Объяснение такому рвению простое – в этом случае в числе нескольких подобных ему хитрецов-добровольцев Самокатов получал возможность одним из первых оказаться на мостике и раньше других своих собратьев хватануть глоток свежего воздуха, а если повезёт, то и перекурить. Он даже взял на себя (совершенно бескорыстно!) дополнительные обязанности – как можно дальше от корпуса лодки зашвыривать отработанную регенерацию, исправно поступающую по трапу наверх из всех остальных отсеков. С этим делом Камаз справился отлично, и долго ещё шипела, пенилась вода у бортов, бессмысленно выделяя в атмосферу оставшийся в полуразложившихся пластинах кислород.

Как ни истосковалась душа по свежему воздуху и высокому небу над головой, мне, как и многим другим матросам и офицерам корабля, сразу же попасть наверх оказалось невозможным: пока я бродил по отсекам, принимая со всех сторон поздравления, народу в ограждении рубки набилось – не протолкнуться.

Командир, старпом и замполит – всегда первые на мостике и уже несколько минут остывают, наслаждаясь относительной прохладой влажной тропической ночи.
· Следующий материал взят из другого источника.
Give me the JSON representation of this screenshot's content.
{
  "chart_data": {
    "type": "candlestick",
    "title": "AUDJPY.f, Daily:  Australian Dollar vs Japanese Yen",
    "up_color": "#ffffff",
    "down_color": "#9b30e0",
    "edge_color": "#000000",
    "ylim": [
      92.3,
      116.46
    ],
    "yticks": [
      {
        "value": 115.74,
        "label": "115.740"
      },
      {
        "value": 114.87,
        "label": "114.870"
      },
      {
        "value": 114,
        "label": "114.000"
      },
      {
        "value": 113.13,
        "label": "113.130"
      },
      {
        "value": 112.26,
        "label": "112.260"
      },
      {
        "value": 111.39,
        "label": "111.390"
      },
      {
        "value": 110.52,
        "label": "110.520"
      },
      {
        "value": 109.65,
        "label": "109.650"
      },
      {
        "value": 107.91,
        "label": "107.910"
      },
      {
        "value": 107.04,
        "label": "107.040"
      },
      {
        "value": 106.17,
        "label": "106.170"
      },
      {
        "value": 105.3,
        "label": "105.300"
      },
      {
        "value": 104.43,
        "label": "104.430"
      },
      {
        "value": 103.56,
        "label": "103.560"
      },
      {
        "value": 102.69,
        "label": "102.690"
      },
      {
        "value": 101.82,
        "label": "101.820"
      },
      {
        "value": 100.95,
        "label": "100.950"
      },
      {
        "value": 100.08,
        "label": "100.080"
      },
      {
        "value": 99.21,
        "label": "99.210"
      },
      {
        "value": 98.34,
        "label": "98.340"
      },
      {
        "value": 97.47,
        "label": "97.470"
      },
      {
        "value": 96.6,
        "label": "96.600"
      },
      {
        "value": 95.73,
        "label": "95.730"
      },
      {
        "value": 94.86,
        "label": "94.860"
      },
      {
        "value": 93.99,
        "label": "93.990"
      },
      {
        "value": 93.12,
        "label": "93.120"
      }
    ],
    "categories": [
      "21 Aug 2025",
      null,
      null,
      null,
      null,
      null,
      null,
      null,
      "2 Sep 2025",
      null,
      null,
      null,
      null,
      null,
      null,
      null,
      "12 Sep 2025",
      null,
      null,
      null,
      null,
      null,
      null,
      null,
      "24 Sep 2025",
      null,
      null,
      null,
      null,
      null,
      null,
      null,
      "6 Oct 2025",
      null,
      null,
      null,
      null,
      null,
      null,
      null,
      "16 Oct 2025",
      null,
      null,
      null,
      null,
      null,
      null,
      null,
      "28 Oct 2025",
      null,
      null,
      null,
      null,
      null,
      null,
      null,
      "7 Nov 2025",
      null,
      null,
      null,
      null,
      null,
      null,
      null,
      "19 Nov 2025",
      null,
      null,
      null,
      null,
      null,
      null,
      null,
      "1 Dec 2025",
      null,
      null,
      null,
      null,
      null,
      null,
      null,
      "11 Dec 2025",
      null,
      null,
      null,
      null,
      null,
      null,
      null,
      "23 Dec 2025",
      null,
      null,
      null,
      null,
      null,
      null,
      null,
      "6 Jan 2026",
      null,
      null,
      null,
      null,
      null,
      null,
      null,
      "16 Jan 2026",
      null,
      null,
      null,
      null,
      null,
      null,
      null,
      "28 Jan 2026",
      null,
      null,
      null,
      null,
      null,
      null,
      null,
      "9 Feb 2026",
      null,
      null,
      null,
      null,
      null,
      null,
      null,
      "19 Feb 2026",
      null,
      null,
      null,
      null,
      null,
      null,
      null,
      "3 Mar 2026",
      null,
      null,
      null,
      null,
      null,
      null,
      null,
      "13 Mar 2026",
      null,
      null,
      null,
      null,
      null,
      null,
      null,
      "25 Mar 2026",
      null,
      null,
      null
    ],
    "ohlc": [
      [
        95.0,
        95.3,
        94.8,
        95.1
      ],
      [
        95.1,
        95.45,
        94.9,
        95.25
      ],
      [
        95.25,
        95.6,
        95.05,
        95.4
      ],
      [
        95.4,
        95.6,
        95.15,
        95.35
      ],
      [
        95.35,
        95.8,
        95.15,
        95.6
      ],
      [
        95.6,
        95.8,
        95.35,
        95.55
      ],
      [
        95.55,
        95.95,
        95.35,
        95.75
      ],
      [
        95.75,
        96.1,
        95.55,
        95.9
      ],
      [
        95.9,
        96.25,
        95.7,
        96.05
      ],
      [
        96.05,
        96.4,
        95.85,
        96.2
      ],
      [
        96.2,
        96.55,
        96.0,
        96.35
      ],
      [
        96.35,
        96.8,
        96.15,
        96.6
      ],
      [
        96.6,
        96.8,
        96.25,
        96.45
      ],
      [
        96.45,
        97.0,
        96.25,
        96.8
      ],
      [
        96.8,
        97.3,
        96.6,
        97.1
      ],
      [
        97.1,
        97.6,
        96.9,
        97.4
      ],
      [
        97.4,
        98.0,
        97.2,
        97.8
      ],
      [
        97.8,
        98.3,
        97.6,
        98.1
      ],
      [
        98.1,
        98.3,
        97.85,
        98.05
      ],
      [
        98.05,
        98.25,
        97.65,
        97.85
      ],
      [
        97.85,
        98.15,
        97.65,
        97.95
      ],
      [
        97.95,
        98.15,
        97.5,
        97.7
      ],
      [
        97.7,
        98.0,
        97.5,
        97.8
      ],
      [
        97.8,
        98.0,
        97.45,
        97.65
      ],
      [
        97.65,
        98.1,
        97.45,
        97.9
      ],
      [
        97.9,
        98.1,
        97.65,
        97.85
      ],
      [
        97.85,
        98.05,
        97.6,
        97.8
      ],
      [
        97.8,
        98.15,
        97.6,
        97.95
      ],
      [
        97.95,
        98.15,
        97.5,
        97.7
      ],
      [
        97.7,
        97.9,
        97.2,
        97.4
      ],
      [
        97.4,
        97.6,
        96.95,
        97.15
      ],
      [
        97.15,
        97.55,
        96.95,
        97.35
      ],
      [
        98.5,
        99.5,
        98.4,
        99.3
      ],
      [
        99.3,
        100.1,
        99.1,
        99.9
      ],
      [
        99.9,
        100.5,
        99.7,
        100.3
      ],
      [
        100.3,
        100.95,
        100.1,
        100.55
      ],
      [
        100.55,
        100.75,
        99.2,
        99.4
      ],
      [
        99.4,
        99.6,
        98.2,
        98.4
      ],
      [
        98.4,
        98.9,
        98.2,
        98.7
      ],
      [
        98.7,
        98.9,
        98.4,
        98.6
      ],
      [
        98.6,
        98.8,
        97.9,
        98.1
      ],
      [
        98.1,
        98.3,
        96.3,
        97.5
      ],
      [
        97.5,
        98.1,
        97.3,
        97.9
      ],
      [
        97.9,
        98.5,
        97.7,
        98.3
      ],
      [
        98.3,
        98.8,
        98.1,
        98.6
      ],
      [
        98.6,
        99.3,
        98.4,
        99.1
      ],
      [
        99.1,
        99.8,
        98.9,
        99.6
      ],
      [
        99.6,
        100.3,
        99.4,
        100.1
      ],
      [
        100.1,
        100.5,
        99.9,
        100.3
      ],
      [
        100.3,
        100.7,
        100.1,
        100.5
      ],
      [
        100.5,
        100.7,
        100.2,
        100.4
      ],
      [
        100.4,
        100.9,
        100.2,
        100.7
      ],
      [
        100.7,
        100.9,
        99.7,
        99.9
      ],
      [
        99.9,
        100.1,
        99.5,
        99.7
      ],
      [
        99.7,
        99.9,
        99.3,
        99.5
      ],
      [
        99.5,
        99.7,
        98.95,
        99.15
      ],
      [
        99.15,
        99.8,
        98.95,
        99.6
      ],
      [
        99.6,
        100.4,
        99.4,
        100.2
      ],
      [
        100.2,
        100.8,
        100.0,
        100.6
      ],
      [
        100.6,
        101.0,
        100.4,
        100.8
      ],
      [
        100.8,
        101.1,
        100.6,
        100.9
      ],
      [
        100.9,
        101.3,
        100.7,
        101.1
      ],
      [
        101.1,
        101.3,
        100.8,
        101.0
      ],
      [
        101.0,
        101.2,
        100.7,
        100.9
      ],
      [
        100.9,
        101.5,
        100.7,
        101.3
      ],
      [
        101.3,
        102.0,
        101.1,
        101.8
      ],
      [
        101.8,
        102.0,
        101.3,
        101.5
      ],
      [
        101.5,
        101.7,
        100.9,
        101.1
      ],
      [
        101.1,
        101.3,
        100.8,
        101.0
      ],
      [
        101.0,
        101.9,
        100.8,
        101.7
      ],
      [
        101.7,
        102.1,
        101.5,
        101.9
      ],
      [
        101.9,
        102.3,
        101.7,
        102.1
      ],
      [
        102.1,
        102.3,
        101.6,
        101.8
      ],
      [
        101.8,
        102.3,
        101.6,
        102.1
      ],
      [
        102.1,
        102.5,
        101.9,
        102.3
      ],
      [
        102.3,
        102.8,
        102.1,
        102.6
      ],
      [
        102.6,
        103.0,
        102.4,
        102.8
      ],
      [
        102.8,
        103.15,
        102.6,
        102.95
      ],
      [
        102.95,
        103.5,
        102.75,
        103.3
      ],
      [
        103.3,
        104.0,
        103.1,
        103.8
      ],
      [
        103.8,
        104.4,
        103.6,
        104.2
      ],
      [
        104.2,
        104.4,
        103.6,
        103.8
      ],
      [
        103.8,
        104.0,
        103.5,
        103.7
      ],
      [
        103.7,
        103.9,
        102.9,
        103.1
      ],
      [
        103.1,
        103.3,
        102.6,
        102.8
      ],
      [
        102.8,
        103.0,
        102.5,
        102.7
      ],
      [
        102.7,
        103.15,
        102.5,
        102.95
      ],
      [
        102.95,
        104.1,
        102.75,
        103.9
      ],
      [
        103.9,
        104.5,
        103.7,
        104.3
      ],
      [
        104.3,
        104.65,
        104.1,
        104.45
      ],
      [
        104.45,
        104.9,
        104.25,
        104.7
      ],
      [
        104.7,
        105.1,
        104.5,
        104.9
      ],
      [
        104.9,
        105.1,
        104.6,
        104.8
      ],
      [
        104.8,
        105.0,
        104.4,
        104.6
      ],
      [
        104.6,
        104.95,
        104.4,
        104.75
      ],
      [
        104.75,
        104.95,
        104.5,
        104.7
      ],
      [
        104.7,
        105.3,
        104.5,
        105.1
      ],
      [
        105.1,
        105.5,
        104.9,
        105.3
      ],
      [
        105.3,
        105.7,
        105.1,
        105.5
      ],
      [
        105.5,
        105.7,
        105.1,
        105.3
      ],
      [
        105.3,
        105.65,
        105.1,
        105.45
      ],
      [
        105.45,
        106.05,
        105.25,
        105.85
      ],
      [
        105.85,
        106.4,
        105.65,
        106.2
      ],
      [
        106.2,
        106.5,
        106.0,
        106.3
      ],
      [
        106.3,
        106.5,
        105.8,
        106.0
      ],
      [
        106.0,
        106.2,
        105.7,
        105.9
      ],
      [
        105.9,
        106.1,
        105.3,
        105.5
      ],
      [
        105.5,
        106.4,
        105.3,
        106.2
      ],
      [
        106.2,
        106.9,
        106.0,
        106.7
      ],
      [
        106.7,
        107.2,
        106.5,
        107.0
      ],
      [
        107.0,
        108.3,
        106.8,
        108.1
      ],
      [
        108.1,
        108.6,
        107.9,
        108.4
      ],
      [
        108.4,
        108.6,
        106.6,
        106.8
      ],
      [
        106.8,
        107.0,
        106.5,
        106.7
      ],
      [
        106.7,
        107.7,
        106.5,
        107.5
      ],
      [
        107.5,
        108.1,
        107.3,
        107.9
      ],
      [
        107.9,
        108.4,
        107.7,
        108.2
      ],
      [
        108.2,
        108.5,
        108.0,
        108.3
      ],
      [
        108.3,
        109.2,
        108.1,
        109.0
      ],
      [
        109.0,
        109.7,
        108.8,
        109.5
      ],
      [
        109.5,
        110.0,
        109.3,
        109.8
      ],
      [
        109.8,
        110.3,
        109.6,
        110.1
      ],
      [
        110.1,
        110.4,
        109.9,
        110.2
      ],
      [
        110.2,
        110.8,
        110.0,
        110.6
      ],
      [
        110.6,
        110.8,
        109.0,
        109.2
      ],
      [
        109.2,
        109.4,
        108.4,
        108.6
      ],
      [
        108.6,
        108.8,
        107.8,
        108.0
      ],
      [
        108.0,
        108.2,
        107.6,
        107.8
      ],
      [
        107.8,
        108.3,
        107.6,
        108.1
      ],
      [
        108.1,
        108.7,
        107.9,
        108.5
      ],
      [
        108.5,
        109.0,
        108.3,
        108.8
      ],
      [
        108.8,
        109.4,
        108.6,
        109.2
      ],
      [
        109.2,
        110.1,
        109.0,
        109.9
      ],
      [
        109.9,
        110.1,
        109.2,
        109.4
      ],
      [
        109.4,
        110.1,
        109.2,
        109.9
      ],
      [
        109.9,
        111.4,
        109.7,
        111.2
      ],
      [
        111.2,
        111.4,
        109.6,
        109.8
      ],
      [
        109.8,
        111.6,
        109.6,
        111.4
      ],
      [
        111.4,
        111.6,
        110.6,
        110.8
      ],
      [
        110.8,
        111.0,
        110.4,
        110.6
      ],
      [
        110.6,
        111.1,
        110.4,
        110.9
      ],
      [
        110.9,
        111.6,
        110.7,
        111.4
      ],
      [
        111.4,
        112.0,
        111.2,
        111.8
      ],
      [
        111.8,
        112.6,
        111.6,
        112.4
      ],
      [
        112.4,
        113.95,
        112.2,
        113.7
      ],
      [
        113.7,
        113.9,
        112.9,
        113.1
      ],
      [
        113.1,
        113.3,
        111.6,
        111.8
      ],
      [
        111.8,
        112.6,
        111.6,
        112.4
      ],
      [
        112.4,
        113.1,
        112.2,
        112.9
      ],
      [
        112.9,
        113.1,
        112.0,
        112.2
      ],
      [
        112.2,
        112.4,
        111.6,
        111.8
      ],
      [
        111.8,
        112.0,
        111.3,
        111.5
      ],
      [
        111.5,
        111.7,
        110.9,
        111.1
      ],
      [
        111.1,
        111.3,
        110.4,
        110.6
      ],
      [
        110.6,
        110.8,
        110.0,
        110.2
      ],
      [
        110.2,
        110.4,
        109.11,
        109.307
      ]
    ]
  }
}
Отдраив боковую дверь рубки, на наружную палубу вышел механик в компании с парой мотористов. Подсвечивая себе фонариком, он полез под кормовую надстройку проверять, почему под водой подтекала захлопка подачи воздуха к среднему дизелю.

Но вот наверху стало свободнее. Всласть накурившись и надышавшись, первая партия счастливчиков отправилась спать. По трапу наверх потянулись свободные от вахты офицеры и матросы корабля. Не все, конечно, одновременно. На этот случай на подводном флоте всё уже давно продумано и должным образом порешено. Чтобы не создавать толкучку и лишний ажиотаж, на каждый отсек имеется по жетону-сектору, иногда – по два. Выходить наверх разрешается только по предъявлении одного из этих металлических кружков с выбитым на нём номером отсека.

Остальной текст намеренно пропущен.